Décret n°72-513 du 22 juin 1972

Article 1

Créé le 1 janvier 1972 · En vigueur depuis le 11 février 1981

Les dérogations prévues à l'article 7 modifié de l'ordonnance du 17 mai 1945 et à l'article R. 423-2 du code des communes font l'objet d'un arrêté signé du ministre de l'intérieur et du ministre de l'économie et des finances, sur la proposition du ministre dont relèvent les fonctionnaires ou agents de l'Etat intéressés.
Toutefois, lorsqu'il n'a pas été statué par arrêté interministériel de caractère général et que le montant des indemnités ou avantages n'excède pas 900 euros par an, ces dérogations peuvent faire l'objet d'un arrêté individuel du préfet, sur la proposition du chef de service de l'intéressé et l'avis favorable du trésorier-payeur général du département ou, dans la ville de Paris, du receveur général des finances de Paris.

Historique des versions

En vigueur depuis le mercredi 11 février 1981

Les dérogations prévues à l'article 7 modifié de l'ordonnance du 17 mai 1945 et à l'article R. 423-2du code des communesfont l'objet d'un arrêté signé du ministre de l'intérieur et du ministre de l'économie et des finances, sur la proposition du ministre dont relèvent les fonctionnaires ou agents de l'Etat intéressés.

Toutefois, lorsqu'il n'a pas été statué par arrêté interministériel de caractère général et que le montant des indemnités ou avantages n'excède pas 900 euros par an, ces dérogations peuvent faire l'objet d'un arrêté individuel du préfet, sur la proposition du chef de service de l'intéressé et l'avis favorable du trésorier-payeur général du département ou, dans la ville de Paris, du receveur général des finances de Paris.

En vigueur du samedi 1 janvier 1972 au mardi 10 février 1981

Les dérogations prévues à l'article 7 modifié de l'ordonnance du 17 mai 1945 et à l'article 626 du Code de l'administration communale font l'objet d'un arrêté signé du ministre de l'intérieur et du ministre de l'économie et des finances, sur la proposition du ministre dont relèvent les fonctionnaires ou agents de l'Etat intéressés.

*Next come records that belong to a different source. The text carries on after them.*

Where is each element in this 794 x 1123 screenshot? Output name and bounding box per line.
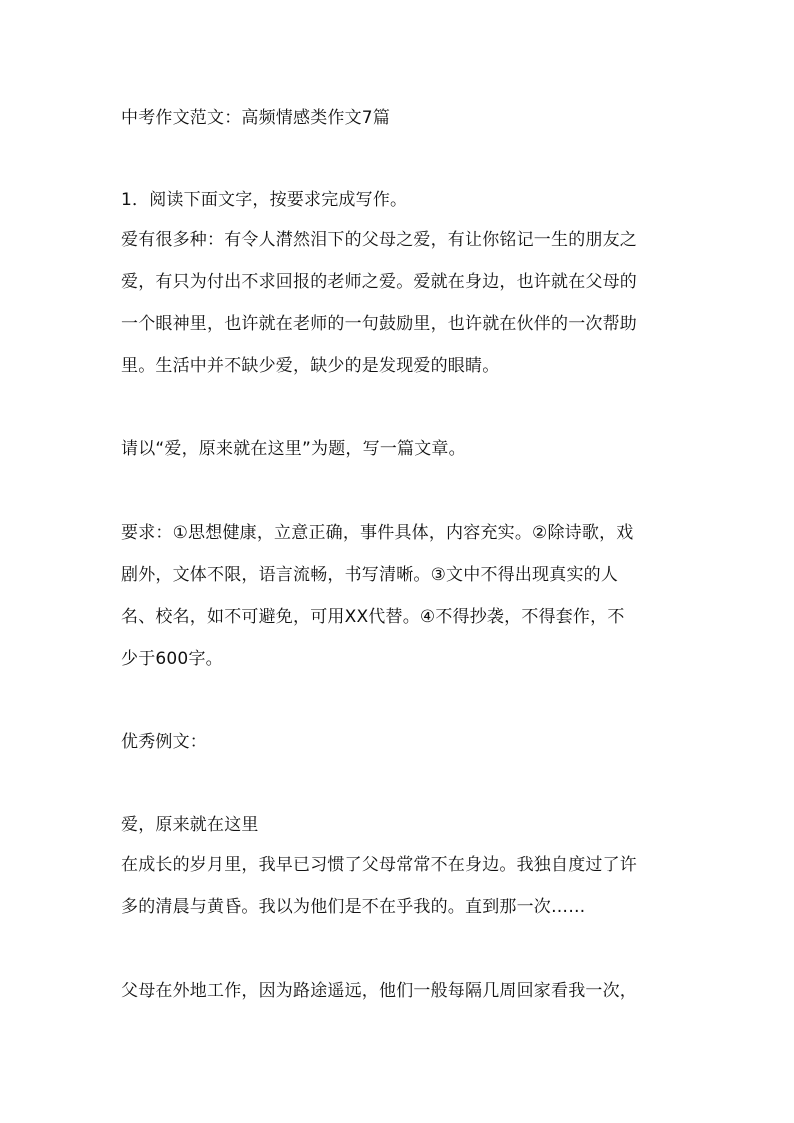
essay-line: 在成长的岁月里，我早已习惯了父母常常不在身边。我独自度过了许 — [121, 855, 637, 875]
passage-line: 爱，有只为付出不求回报的老师之爱。爱就在身边，也许就在父母的 — [121, 272, 637, 292]
writing-prompt: 请以“爱，原来就在这里”为题，写一篇文章。 — [121, 439, 466, 459]
requirement-line: 要求：①思想健康，立意正确，事件具体，内容充实。②除诗歌，戏 — [121, 523, 634, 543]
requirement-line: 剧外，文体不限，语言流畅，书写清晰。③文中不得出现真实的人 — [121, 565, 619, 585]
essay-line: 多的清晨与黄昏。我以为他们是不在乎我的。直到那一次…… — [121, 897, 586, 917]
requirement-line: 少于600字。 — [121, 649, 223, 669]
essay-title: 爱，原来就在这里 — [121, 815, 259, 835]
passage-line: 一个眼神里，也许就在老师的一句鼓励里，也许就在伙伴的一次帮助 — [121, 314, 637, 334]
document-title: 中考作文范文：高频情感类作文7篇 — [121, 108, 391, 128]
passage-line: 里。生活中并不缺少爱，缺少的是发现爱的眼睛。 — [121, 356, 500, 376]
essay-line: 父母在外地工作，因为路途遥远，他们一般每隔几周回家看我一次， — [121, 981, 637, 1001]
passage-line: 爱有很多种：有令人潸然泪下的父母之爱，有让你铭记一生的朋友之 — [121, 230, 637, 250]
example-label: 优秀例文： — [121, 732, 207, 752]
question-heading: 1．阅读下面文字，按要求完成写作。 — [121, 190, 408, 210]
requirement-line: 名、校名，如不可避免，可用XX代替。④不得抄袭，不得套作，不 — [121, 607, 625, 627]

Toutefois, lorsqu'il n'a pas été statué par arrêté interministériel de caractère général et que le montant des indemnités ou avantages n'excède pas 540 euros par an, ces dérogations peuvent faire l'objet d'un arrêté individuel du préfet, sur la proposition du chef de service de l'intéressé et l'avis favorable du trésorier-payeur général du département ou, dans la ville de Paris, du receveur général des finances de Paris.